Page 44 - Microsoft Word - AA. Navis - Rubuhnya Surau Kami _Kumpulan Cerpen_
P. 44

Atau kisah kesetiaan Khadijah pada Nabi Muhammad dan sebaliknya. Kalau ada kasus
                   yang aktual, Otang tak lupa mengkajinya dengan menyitir Al-Quran atau Hadist Nabi.
                   Tak obahnya seperti seorang dai yang handal. Adakalanya dibawanya buku agama
                   untuk perempuan-perempuan itu, yang dibelinya di kaki lima simpang Kramat. "Buku
                   ini bagus, Uni. Ada tulisan Arabnya. Ada Latinnya. Berulang-ulang membacanya, kian
                   dekat kita kepada redha-Nya." kata Otang. Taklah lupa pula dia membacakan
                   sebagian isinya. Tentu saja ketika akan pulang, perempuan-perempuan itu mengganti
                   dengan berlipat ganda harganya, di samping memberi biaya taksi.

                   Oleh karena perantau seasal kampungnya banyak di Jakarta, rata-rata yang dapat
                   dikunjunginya tiga empat rumah dalam sehari. Tujuh hari dalam seminggu. Masing-
                   masing dikunjunginya sekali sebulan untuk orang-orang kaya atau pejabat. Sekali dua
                   bulan untuk golongan lain. Pada hari seperti menjelang Idul Fitri atau setiap pedagang
                   atau pengusaha selesai tutup buku tahunan, Otang kecipratan rezeki yang bernama
                   zakat banyak. Oleh orang-orang kaya seperti itulah Otang sampai bisa dua kali ke
                   Mekkah. Sekali dia pergi bersama istrinya. Semua orang memberinya uang. Ada dollar.
                   Ada real. Bahkan yen. Tentu saja ada rupiah. Dan semua dengan iringan basa-basi:
                   "Sekedar pembeli korma." Lumayan banyak. Hampir sebanyak ONH Plus.
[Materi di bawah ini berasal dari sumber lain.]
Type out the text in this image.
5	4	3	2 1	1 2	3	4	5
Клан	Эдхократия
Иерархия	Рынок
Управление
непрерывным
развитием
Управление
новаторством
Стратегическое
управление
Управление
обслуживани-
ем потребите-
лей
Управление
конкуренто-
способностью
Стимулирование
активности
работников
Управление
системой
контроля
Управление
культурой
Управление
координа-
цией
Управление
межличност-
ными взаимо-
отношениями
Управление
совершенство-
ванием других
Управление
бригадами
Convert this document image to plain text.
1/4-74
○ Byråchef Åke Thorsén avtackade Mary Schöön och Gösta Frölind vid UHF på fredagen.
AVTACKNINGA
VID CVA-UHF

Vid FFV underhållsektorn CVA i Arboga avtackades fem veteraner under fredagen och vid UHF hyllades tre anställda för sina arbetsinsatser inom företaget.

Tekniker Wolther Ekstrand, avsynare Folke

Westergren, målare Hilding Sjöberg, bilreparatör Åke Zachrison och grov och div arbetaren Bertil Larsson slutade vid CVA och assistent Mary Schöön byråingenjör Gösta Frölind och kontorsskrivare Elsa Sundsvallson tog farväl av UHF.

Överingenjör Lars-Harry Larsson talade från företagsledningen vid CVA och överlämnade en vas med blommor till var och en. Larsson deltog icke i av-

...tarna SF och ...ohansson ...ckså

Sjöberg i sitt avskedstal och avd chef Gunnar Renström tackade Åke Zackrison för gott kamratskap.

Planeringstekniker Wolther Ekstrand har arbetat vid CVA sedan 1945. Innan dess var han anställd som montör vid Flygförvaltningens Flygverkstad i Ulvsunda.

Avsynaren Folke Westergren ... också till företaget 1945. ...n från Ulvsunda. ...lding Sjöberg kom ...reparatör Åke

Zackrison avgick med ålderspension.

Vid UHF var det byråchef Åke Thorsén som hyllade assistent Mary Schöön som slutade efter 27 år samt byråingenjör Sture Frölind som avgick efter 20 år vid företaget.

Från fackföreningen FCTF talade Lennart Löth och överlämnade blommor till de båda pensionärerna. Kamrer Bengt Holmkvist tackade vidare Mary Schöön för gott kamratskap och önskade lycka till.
                                                           ***

                   Otang jatuh sakit. Kena stroke dan komplikasi lainnya, kata dokter. Di rumah sakit dia
                   dirawat di bangsal. Setelah semalam dia dipindahkan ke ruang VIP. Karena ada
                   banyak kenalannya yang menjamin biayanya. Waktu Si Dali melayat, banyak
                   karangan bunga pada berjajar di gang arah kamar Otang dirawat. Di kamarnya yang
                   luas pun puluhan keranjang hias buah-buahan. Pada setiapnya ada kartu nama. Karena
                   ingin tahu, Si Dali membacai kartu nama itu. Kartu nama pada karangan bunga di gang
                   itu pun dia baca. Ada nama profesor yang top, pengusaha klas kakap, pejabat tinggi,
                   staf ahli menteri dan juga nama Kasdut.
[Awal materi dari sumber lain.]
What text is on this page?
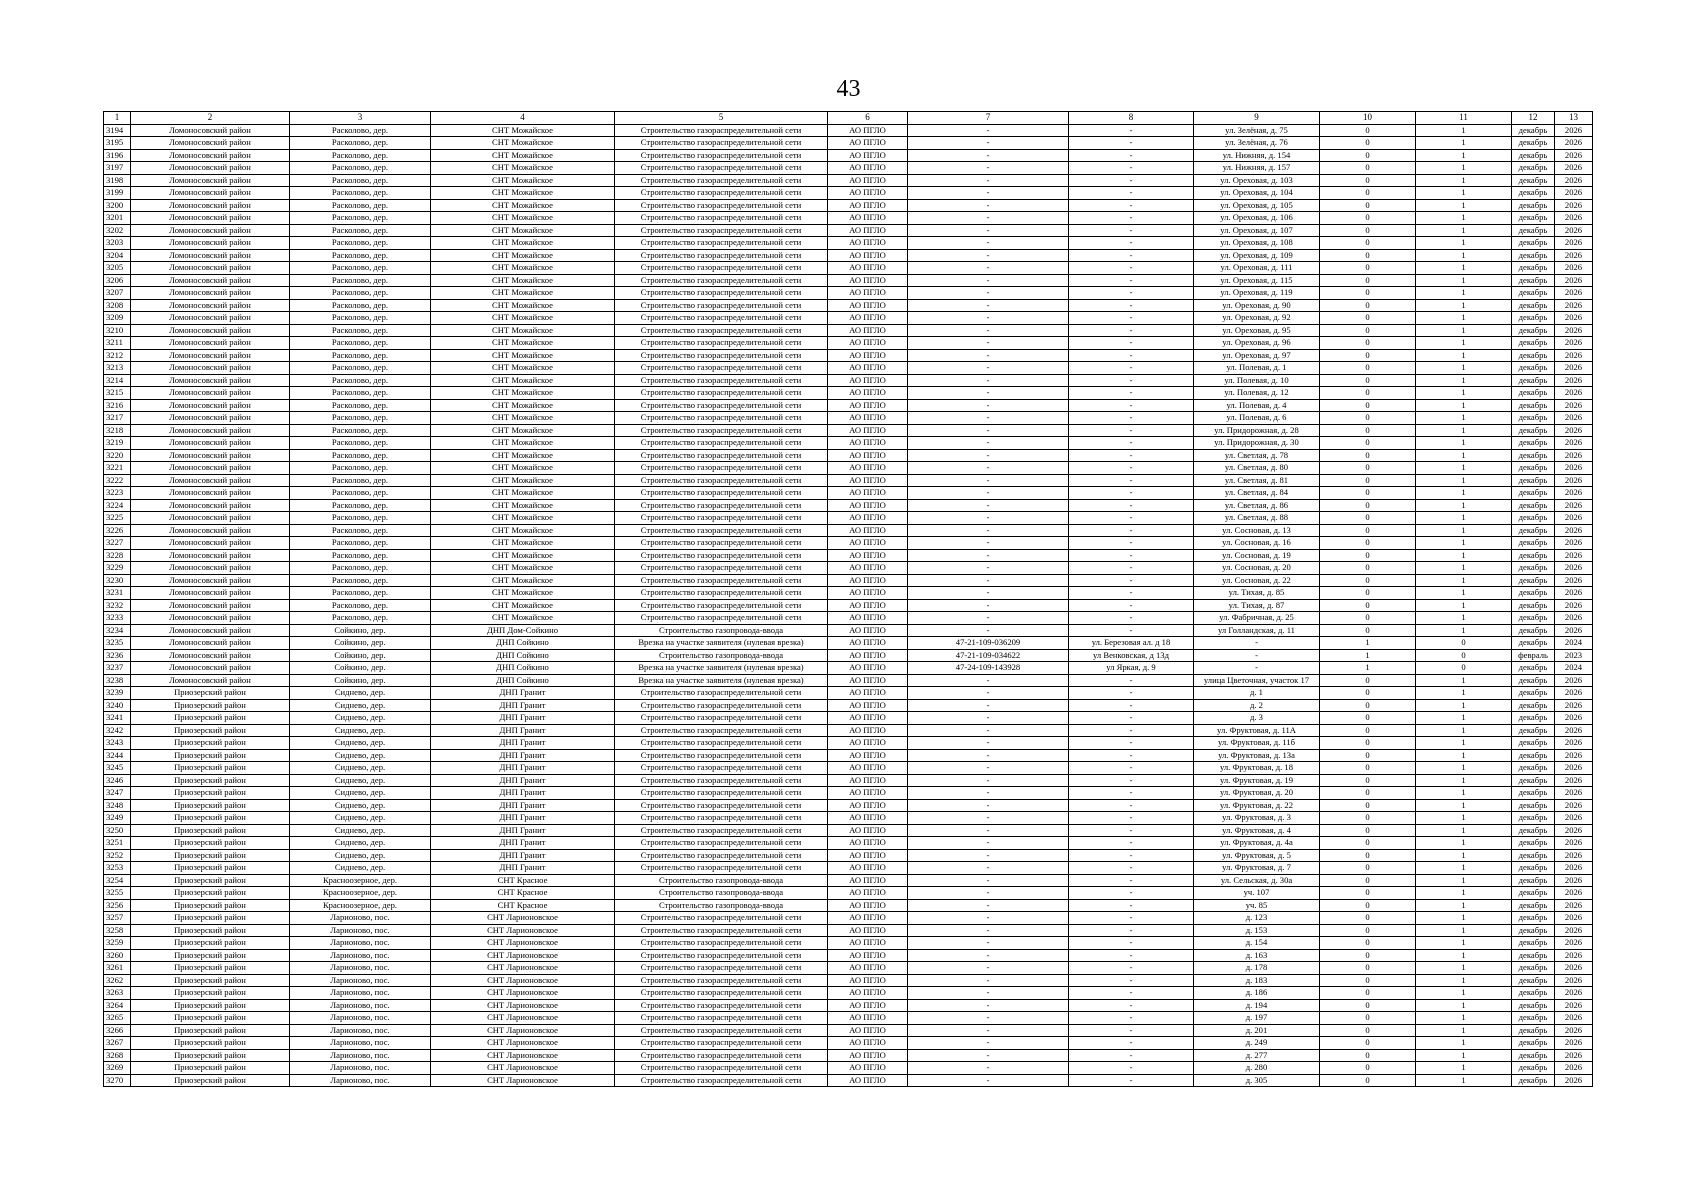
43
1	2	3	4	5	6	7	8	9	10	11	12	13
3194	Ломоносовский район	Расколово, дер.	СНТ Можайское	Строительство газораспределительной сети	АО ПГЛО	-	-	ул. Зелёная, д. 75	0	1	декабрь	2026
3195	Ломоносовский район	Расколово, дер.	СНТ Можайское	Строительство газораспределительной сети	АО ПГЛО	-	-	ул. Зелёная, д. 76	0	1	декабрь	2026
3196	Ломоносовский район	Расколово, дер.	СНТ Можайское	Строительство газораспределительной сети	АО ПГЛО	-	-	ул. Нижняя, д. 154	0	1	декабрь	2026
3197	Ломоносовский район	Расколово, дер.	СНТ Можайское	Строительство газораспределительной сети	АО ПГЛО	-	-	ул. Нижняя, д. 157	0	1	декабрь	2026
3198	Ломоносовский район	Расколово, дер.	СНТ Можайское	Строительство газораспределительной сети	АО ПГЛО	-	-	ул. Ореховая, д. 103	0	1	декабрь	2026
3199	Ломоносовский район	Расколово, дер.	СНТ Можайское	Строительство газораспределительной сети	АО ПГЛО	-	-	ул. Ореховая, д. 104	0	1	декабрь	2026
3200	Ломоносовский район	Расколово, дер.	СНТ Можайское	Строительство газораспределительной сети	АО ПГЛО	-	-	ул. Ореховая, д. 105	0	1	декабрь	2026
3201	Ломоносовский район	Расколово, дер.	СНТ Можайское	Строительство газораспределительной сети	АО ПГЛО	-	-	ул. Ореховая, д. 106	0	1	декабрь	2026
3202	Ломоносовский район	Расколово, дер.	СНТ Можайское	Строительство газораспределительной сети	АО ПГЛО	-	-	ул. Ореховая, д. 107	0	1	декабрь	2026
3203	Ломоносовский район	Расколово, дер.	СНТ Можайское	Строительство газораспределительной сети	АО ПГЛО	-	-	ул. Ореховая, д. 108	0	1	декабрь	2026
3204	Ломоносовский район	Расколово, дер.	СНТ Можайское	Строительство газораспределительной сети	АО ПГЛО	-	-	ул. Ореховая, д. 109	0	1	декабрь	2026
3205	Ломоносовский район	Расколово, дер.	СНТ Можайское	Строительство газораспределительной сети	АО ПГЛО	-	-	ул. Ореховая, д. 111	0	1	декабрь	2026
3206	Ломоносовский район	Расколово, дер.	СНТ Можайское	Строительство газораспределительной сети	АО ПГЛО	-	-	ул. Ореховая, д. 115	0	1	декабрь	2026
3207	Ломоносовский район	Расколово, дер.	СНТ Можайское	Строительство газораспределительной сети	АО ПГЛО	-	-	ул. Ореховая, д. 119	0	1	декабрь	2026
3208	Ломоносовский район	Расколово, дер.	СНТ Можайское	Строительство газораспределительной сети	АО ПГЛО	-	-	ул. Ореховая, д. 90	0	1	декабрь	2026
3209	Ломоносовский район	Расколово, дер.	СНТ Можайское	Строительство газораспределительной сети	АО ПГЛО	-	-	ул. Ореховая, д. 92	0	1	декабрь	2026
3210	Ломоносовский район	Расколово, дер.	СНТ Можайское	Строительство газораспределительной сети	АО ПГЛО	-	-	ул. Ореховая, д. 95	0	1	декабрь	2026
3211	Ломоносовский район	Расколово, дер.	СНТ Можайское	Строительство газораспределительной сети	АО ПГЛО	-	-	ул. Ореховая, д. 96	0	1	декабрь	2026
3212	Ломоносовский район	Расколово, дер.	СНТ Можайское	Строительство газораспределительной сети	АО ПГЛО	-	-	ул. Ореховая, д. 97	0	1	декабрь	2026
3213	Ломоносовский район	Расколово, дер.	СНТ Можайское	Строительство газораспределительной сети	АО ПГЛО	-	-	ул. Полевая, д. 1	0	1	декабрь	2026
3214	Ломоносовский район	Расколово, дер.	СНТ Можайское	Строительство газораспределительной сети	АО ПГЛО	-	-	ул. Полевая, д. 10	0	1	декабрь	2026
3215	Ломоносовский район	Расколово, дер.	СНТ Можайское	Строительство газораспределительной сети	АО ПГЛО	-	-	ул. Полевая, д. 12	0	1	декабрь	2026
3216	Ломоносовский район	Расколово, дер.	СНТ Можайское	Строительство газораспределительной сети	АО ПГЛО	-	-	ул. Полевая, д. 4	0	1	декабрь	2026
3217	Ломоносовский район	Расколово, дер.	СНТ Можайское	Строительство газораспределительной сети	АО ПГЛО	-	-	ул. Полевая, д. 6	0	1	декабрь	2026
3218	Ломоносовский район	Расколово, дер.	СНТ Можайское	Строительство газораспределительной сети	АО ПГЛО	-	-	ул. Придорожная, д. 28	0	1	декабрь	2026
3219	Ломоносовский район	Расколово, дер.	СНТ Можайское	Строительство газораспределительной сети	АО ПГЛО	-	-	ул. Придорожная, д. 30	0	1	декабрь	2026
3220	Ломоносовский район	Расколово, дер.	СНТ Можайское	Строительство газораспределительной сети	АО ПГЛО	-	-	ул. Светлая, д. 78	0	1	декабрь	2026
3221	Ломоносовский район	Расколово, дер.	СНТ Можайское	Строительство газораспределительной сети	АО ПГЛО	-	-	ул. Светлая, д. 80	0	1	декабрь	2026
3222	Ломоносовский район	Расколово, дер.	СНТ Можайское	Строительство газораспределительной сети	АО ПГЛО	-	-	ул. Светлая, д. 81	0	1	декабрь	2026
3223	Ломоносовский район	Расколово, дер.	СНТ Можайское	Строительство газораспределительной сети	АО ПГЛО	-	-	ул. Светлая, д. 84	0	1	декабрь	2026
3224	Ломоносовский район	Расколово, дер.	СНТ Можайское	Строительство газораспределительной сети	АО ПГЛО	-	-	ул. Светлая, д. 86	0	1	декабрь	2026
3225	Ломоносовский район	Расколово, дер.	СНТ Можайское	Строительство газораспределительной сети	АО ПГЛО	-	-	ул. Светлая, д. 88	0	1	декабрь	2026
3226	Ломоносовский район	Расколово, дер.	СНТ Можайское	Строительство газораспределительной сети	АО ПГЛО	-	-	ул. Сосновая, д. 13	0	1	декабрь	2026
3227	Ломоносовский район	Расколово, дер.	СНТ Можайское	Строительство газораспределительной сети	АО ПГЛО	-	-	ул. Сосновая, д. 16	0	1	декабрь	2026
3228	Ломоносовский район	Расколово, дер.	СНТ Можайское	Строительство газораспределительной сети	АО ПГЛО	-	-	ул. Сосновая, д. 19	0	1	декабрь	2026
3229	Ломоносовский район	Расколово, дер.	СНТ Можайское	Строительство газораспределительной сети	АО ПГЛО	-	-	ул. Сосновая, д. 20	0	1	декабрь	2026
3230	Ломоносовский район	Расколово, дер.	СНТ Можайское	Строительство газораспределительной сети	АО ПГЛО	-	-	ул. Сосновая, д. 22	0	1	декабрь	2026
3231	Ломоносовский район	Расколово, дер.	СНТ Можайское	Строительство газораспределительной сети	АО ПГЛО	-	-	ул. Тихая, д. 85	0	1	декабрь	2026
3232	Ломоносовский район	Расколово, дер.	СНТ Можайское	Строительство газораспределительной сети	АО ПГЛО	-	-	ул. Тихая, д. 87	0	1	декабрь	2026
3233	Ломоносовский район	Расколово, дер.	СНТ Можайское	Строительство газораспределительной сети	АО ПГЛО	-	-	ул. Фабричная, д. 25	0	1	декабрь	2026
3234	Ломоносовский район	Сойкино, дер.	ДНП Дом-Сойкино	Строительство газопровода-ввода	АО ПГЛО	-	-	ул Голландская, д. 11	0	1	декабрь	2026
3235	Ломоносовский район	Сойкино, дер.	ДНП Сойкино	Врезка на участке заявителя (нулевая врезка)	АО ПГЛО	47-21-109-036209	ул. Березовая ал. д 18	-	1	0	декабрь	2024
3236	Ломоносовский район	Сойкино, дер.	ДНП Сойкино	Строительство газопровода-ввода	АО ПГЛО	47-21-109-034622	ул Венковская, д 13д	-	1	0	февраль	2023
3237	Ломоносовский район	Сойкино, дер.	ДНП Сойкино	Врезка на участке заявителя (нулевая врезка)	АО ПГЛО	47-24-109-143928	ул Яркая, д. 9	-	1	0	декабрь	2024
3238	Ломоносовский район	Сойкино, дер.	ДНП Сойкино	Врезка на участке заявителя (нулевая врезка)	АО ПГЛО	-	-	улица Цветочная, участок 17	0	1	декабрь	2026
3239	Приозерский район	Сиднево, дер.	ДНП Гранит	Строительство газораспределительной сети	АО ПГЛО	-	-	д. 1	0	1	декабрь	2026
3240	Приозерский район	Сиднево, дер.	ДНП Гранит	Строительство газораспределительной сети	АО ПГЛО	-	-	д. 2	0	1	декабрь	2026
3241	Приозерский район	Сиднево, дер.	ДНП Гранит	Строительство газораспределительной сети	АО ПГЛО	-	-	д. 3	0	1	декабрь	2026
3242	Приозерский район	Сиднево, дер.	ДНП Гранит	Строительство газораспределительной сети	АО ПГЛО	-	-	ул. Фруктовая, д. 11А	0	1	декабрь	2026
3243	Приозерский район	Сиднево, дер.	ДНП Гранит	Строительство газораспределительной сети	АО ПГЛО	-	-	ул. Фруктовая, д. 11б	0	1	декабрь	2026
3244	Приозерский район	Сиднево, дер.	ДНП Гранит	Строительство газораспределительной сети	АО ПГЛО	-	-	ул. Фруктовая, д. 13а	0	1	декабрь	2026
3245	Приозерский район	Сиднево, дер.	ДНП Гранит	Строительство газораспределительной сети	АО ПГЛО	-	-	ул. Фруктовая, д. 18	0	1	декабрь	2026
3246	Приозерский район	Сиднево, дер.	ДНП Гранит	Строительство газораспределительной сети	АО ПГЛО	-	-	ул. Фруктовая, д. 19	0	1	декабрь	2026
3247	Приозерский район	Сиднево, дер.	ДНП Гранит	Строительство газораспределительной сети	АО ПГЛО	-	-	ул. Фруктовая, д. 20	0	1	декабрь	2026
3248	Приозерский район	Сиднево, дер.	ДНП Гранит	Строительство газораспределительной сети	АО ПГЛО	-	-	ул. Фруктовая, д. 22	0	1	декабрь	2026
3249	Приозерский район	Сиднево, дер.	ДНП Гранит	Строительство газораспределительной сети	АО ПГЛО	-	-	ул. Фруктовая, д. 3	0	1	декабрь	2026
3250	Приозерский район	Сиднево, дер.	ДНП Гранит	Строительство газораспределительной сети	АО ПГЛО	-	-	ул. Фруктовая, д. 4	0	1	декабрь	2026
3251	Приозерский район	Сиднево, дер.	ДНП Гранит	Строительство газораспределительной сети	АО ПГЛО	-	-	ул. Фруктовая, д. 4а	0	1	декабрь	2026
3252	Приозерский район	Сиднево, дер.	ДНП Гранит	Строительство газораспределительной сети	АО ПГЛО	-	-	ул. Фруктовая, д. 5	0	1	декабрь	2026
3253	Приозерский район	Сиднево, дер.	ДНП Гранит	Строительство газораспределительной сети	АО ПГЛО	-	-	ул. Фруктовая, д. 7	0	1	декабрь	2026
3254	Приозерский район	Красноозерное, дер.	СНТ Красное	Строительство газопровода-ввода	АО ПГЛО	-	-	ул. Сельская, д. 30а	0	1	декабрь	2026
3255	Приозерский район	Красноозерное, дер.	СНТ Красное	Строительство газопровода-ввода	АО ПГЛО	-	-	уч. 107	0	1	декабрь	2026
3256	Приозерский район	Красноозерное, дер.	СНТ Красное	Строительство газопровода-ввода	АО ПГЛО	-	-	уч. 85	0	1	декабрь	2026
3257	Приозерский район	Ларионово, пос.	СНТ Ларионовское	Строительство газораспределительной сети	АО ПГЛО	-	-	д. 123	0	1	декабрь	2026
3258	Приозерский район	Ларионово, пос.	СНТ Ларионовское	Строительство газораспределительной сети	АО ПГЛО	-	-	д. 153	0	1	декабрь	2026
3259	Приозерский район	Ларионово, пос.	СНТ Ларионовское	Строительство газораспределительной сети	АО ПГЛО	-	-	д. 154	0	1	декабрь	2026
3260	Приозерский район	Ларионово, пос.	СНТ Ларионовское	Строительство газораспределительной сети	АО ПГЛО	-	-	д. 163	0	1	декабрь	2026
3261	Приозерский район	Ларионово, пос.	СНТ Ларионовское	Строительство газораспределительной сети	АО ПГЛО	-	-	д. 178	0	1	декабрь	2026
3262	Приозерский район	Ларионово, пос.	СНТ Ларионовское	Строительство газораспределительной сети	АО ПГЛО	-	-	д. 183	0	1	декабрь	2026
3263	Приозерский район	Ларионово, пос.	СНТ Ларионовское	Строительство газораспределительной сети	АО ПГЛО	-	-	д. 186	0	1	декабрь	2026
3264	Приозерский район	Ларионово, пос.	СНТ Ларионовское	Строительство газораспределительной сети	АО ПГЛО	-	-	д. 194	0	1	декабрь	2026
3265	Приозерский район	Ларионово, пос.	СНТ Ларионовское	Строительство газораспределительной сети	АО ПГЛО	-	-	д. 197	0	1	декабрь	2026
3266	Приозерский район	Ларионово, пос.	СНТ Ларионовское	Строительство газораспределительной сети	АО ПГЛО	-	-	д. 201	0	1	декабрь	2026
3267	Приозерский район	Ларионово, пос.	СНТ Ларионовское	Строительство газораспределительной сети	АО ПГЛО	-	-	д. 249	0	1	декабрь	2026
3268	Приозерский район	Ларионово, пос.	СНТ Ларионовское	Строительство газораспределительной сети	АО ПГЛО	-	-	д. 277	0	1	декабрь	2026
3269	Приозерский район	Ларионово, пос.	СНТ Ларионовское	Строительство газораспределительной сети	АО ПГЛО	-	-	д. 280	0	1	декабрь	2026
3270	Приозерский район	Ларионово, пос.	СНТ Ларионовское	Строительство газораспределительной сети	АО ПГЛО	-	-	д. 305	0	1	декабрь	2026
                   Otang membuka matanya ketika Si Dali memanggil namanya dekat ke telinganya. Lama
                   dia menatap Si Dali dengan pandangan yang sayu. Seperti banyak yang akan
                   dikatakannya. Trenyuh juga hati Si Dali. Namun dia tidak menampakkan betapa
                   perasaannya. Dia coba tetap tersenyum untuk meyakinkan Otang bahwa sakitnya tidak
                   gawat. Lama juga Si Dali meremas lembut lengan Otang yang tidak dipasangi alat
                   infus. Sampai Otang memicingkan mata seperti mau tidur.

                   Suara pelan pelayat yang duduk di sice terdengar nyata ke telinga Si Dali. Mungkin
                   juga ke telinga Otang. "Engku Datuk ini manusia langka. Takkan ada penggantinya
                   kalau beliau tak kunjung sembuh." kata yang seorang.

                   "Beliau seperti perangkat komunikaai hidup." ulas yang lainnya lagi.

                   "Tak obahnya seperti Inyik Lunak di kampung kita. Pembawa berita suka dan duka
                   keliling kampung sambil memukul canang yang khas bunyinya karena telah pecah
                   sebagian."

                   "Tapi Inyik Lunak dengan canangnya cuma menyampaikan berita buruk saja." kata
                   yang lainnya lagi.